Le CPE, la bêtise et le gouvernement

Publié le par FaTraPa

Je n'aime guère Villepin. Guindé, arrogant, rimailleur, il représente une image de la France qui m'écoeure. Seulement voilà, il arrive que même les aristocrates (je suis certain qu'il se prend pour un mélange de Tocqueville et de Victor Hugo) détestables sont capables d'agir justement. Avoir créé le CPE fait partie de ces bonnes actions.

Pour comprendre, il faut en revenir à certains statistiques. Plus de 20% des 18-25 ans sont au chômage (et ce chiffre ne compte pas les étudiants qui prolongent leurs études pour éviter cette situation).
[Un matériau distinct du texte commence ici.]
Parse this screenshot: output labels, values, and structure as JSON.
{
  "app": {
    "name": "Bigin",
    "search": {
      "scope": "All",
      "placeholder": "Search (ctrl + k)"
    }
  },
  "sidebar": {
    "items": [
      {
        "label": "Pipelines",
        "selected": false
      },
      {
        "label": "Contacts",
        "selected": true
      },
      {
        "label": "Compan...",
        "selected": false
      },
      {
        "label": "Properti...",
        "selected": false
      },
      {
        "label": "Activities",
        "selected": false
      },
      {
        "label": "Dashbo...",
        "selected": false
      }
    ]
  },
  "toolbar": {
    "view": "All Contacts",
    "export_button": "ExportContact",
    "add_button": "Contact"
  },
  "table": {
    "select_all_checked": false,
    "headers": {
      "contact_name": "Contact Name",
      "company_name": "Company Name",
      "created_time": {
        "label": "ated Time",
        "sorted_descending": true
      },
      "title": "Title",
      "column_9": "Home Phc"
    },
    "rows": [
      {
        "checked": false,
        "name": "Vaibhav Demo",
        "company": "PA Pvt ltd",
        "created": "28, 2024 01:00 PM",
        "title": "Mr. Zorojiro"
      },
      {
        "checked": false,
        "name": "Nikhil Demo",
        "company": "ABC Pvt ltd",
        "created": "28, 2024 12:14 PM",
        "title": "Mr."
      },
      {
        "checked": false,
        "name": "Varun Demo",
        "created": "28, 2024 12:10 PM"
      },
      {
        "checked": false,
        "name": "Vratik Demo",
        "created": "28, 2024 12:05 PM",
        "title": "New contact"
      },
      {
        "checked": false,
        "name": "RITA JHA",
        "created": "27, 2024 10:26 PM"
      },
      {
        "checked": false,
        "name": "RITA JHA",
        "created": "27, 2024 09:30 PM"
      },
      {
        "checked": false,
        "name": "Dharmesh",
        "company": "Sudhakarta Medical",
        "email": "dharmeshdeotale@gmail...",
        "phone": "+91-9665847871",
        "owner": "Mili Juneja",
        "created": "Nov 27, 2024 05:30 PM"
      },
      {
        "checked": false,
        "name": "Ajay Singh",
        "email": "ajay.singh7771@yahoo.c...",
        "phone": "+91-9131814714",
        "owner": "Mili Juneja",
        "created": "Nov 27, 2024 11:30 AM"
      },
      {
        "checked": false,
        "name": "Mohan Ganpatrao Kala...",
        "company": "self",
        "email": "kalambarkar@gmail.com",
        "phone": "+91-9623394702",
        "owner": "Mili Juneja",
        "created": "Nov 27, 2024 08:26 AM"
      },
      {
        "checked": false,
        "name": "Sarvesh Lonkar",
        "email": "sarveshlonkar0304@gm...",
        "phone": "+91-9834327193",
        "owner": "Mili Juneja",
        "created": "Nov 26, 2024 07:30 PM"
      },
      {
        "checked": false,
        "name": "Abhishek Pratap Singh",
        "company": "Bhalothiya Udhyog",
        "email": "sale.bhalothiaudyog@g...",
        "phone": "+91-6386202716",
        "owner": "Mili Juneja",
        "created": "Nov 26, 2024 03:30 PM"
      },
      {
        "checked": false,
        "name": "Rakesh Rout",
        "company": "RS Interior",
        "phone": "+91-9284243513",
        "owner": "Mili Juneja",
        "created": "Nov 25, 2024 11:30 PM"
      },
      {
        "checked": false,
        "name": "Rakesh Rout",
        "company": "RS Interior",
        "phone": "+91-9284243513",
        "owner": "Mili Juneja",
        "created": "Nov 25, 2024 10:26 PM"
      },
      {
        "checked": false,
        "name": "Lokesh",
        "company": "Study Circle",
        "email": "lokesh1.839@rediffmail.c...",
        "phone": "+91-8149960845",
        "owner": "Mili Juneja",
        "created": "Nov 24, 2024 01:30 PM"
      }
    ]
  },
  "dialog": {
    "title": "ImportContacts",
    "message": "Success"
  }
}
Ce chiffre passe à 40% quand on considère les jeunes des Cités. D'autre part, si un Français perd son emploi, il met, en moyenne, 18 mois à en retrouver un (contre 3 dans les pays anglo-saxons).

Après la rupture de 1973, tous les gouvernements n'ont choisi qu'un seul type de solution : sécuriser les emplois. Résultat : médiocre. Les insiders (employés) se sentent en sécurité mais regardent avec crainte les outsiders (sans emplois). De leur côté, les outsiders éprouvent de grandes difficultés à rentrer (pour la première fois ou de nouveau) se mettre au chaud. La fracture sociale n'est pas entre les riches et les pauvres dans ce pays (ce qui laisse un rôle à l'Etat, si on croit aux capacités de cette institution, pour redistribuer une partie des richesses) mais entre les salariés et les chômeurs (ce qui rend l'Etat impuissant car peut-il faire si ce n'est multiplié comme des petits pains les fonctionnaires?). On n'a jamais cessé de stigmatiser le mauvais problème dans ce beau pays. Perdre son emploi n'est pas dramatique, ne pas en retrouver un est terrible.

Pourquoi le CPE est-il une bonne chose alors? Lorsqu'un jeune postule à un poste, il y a ce que les économistes appellent assymétrie d'information. Le postulant connaît sa valeur mais l'employeur n'en sait rien. Ce dernier se retrouve dans une position délicate. Il a besoin de "sang neuf" (expression qui plaira aux gauchistes) mais il doit limiter ces risques. Imaginons que séduit par le candidat lors de l'entretien d'embauche, le patron offre un CDI. Six mois plus tard, il s'avére que le jeune n'est pas dans le coup. L'entreprise se retrouve avec un poids dont il ne peut se délester sans un coût élevé. Face à ce risque, le patron préfère les CDD ou les stages. Cette petite contine concerne bien plus les étudiants de fac, les BTS, les IUTistes, les simples bacheliers que les élèves des Grandes Ecoles puisque ces derniers fournissent un signal aux entreprises montrant leurs capacités (dans la logique française).

Les étudiants veulent un emploi sûr mais cette demande entraîne une raréfication de l'emploi. Je crois que si certaines personnes sont incapables de suivre à l'école, ils peuvent être faits pour réussir dans le monde professionnel. Il faut leur laisser la possibilité d'y entrer. Pour cela, il faut abaisser les risques pris par les employeurs. Le CPE est un premier pas. Il doit être généralisé pour qu'on cesse de dire : "Mon Dieu, voilà un an que je suis au chômage".

Mais bon, la fronde anti-CPE augmente et le gouvernement va faire sa spécialité culinaire : la reculade. Avec un peu de volonté et courage politique, de grandes réformes peuvent être faites mais quand on laisse l'occupation des universités se prolonger (ce qui est interdit par la loi), on montre ce qui se cache derrière la façade de la détermination.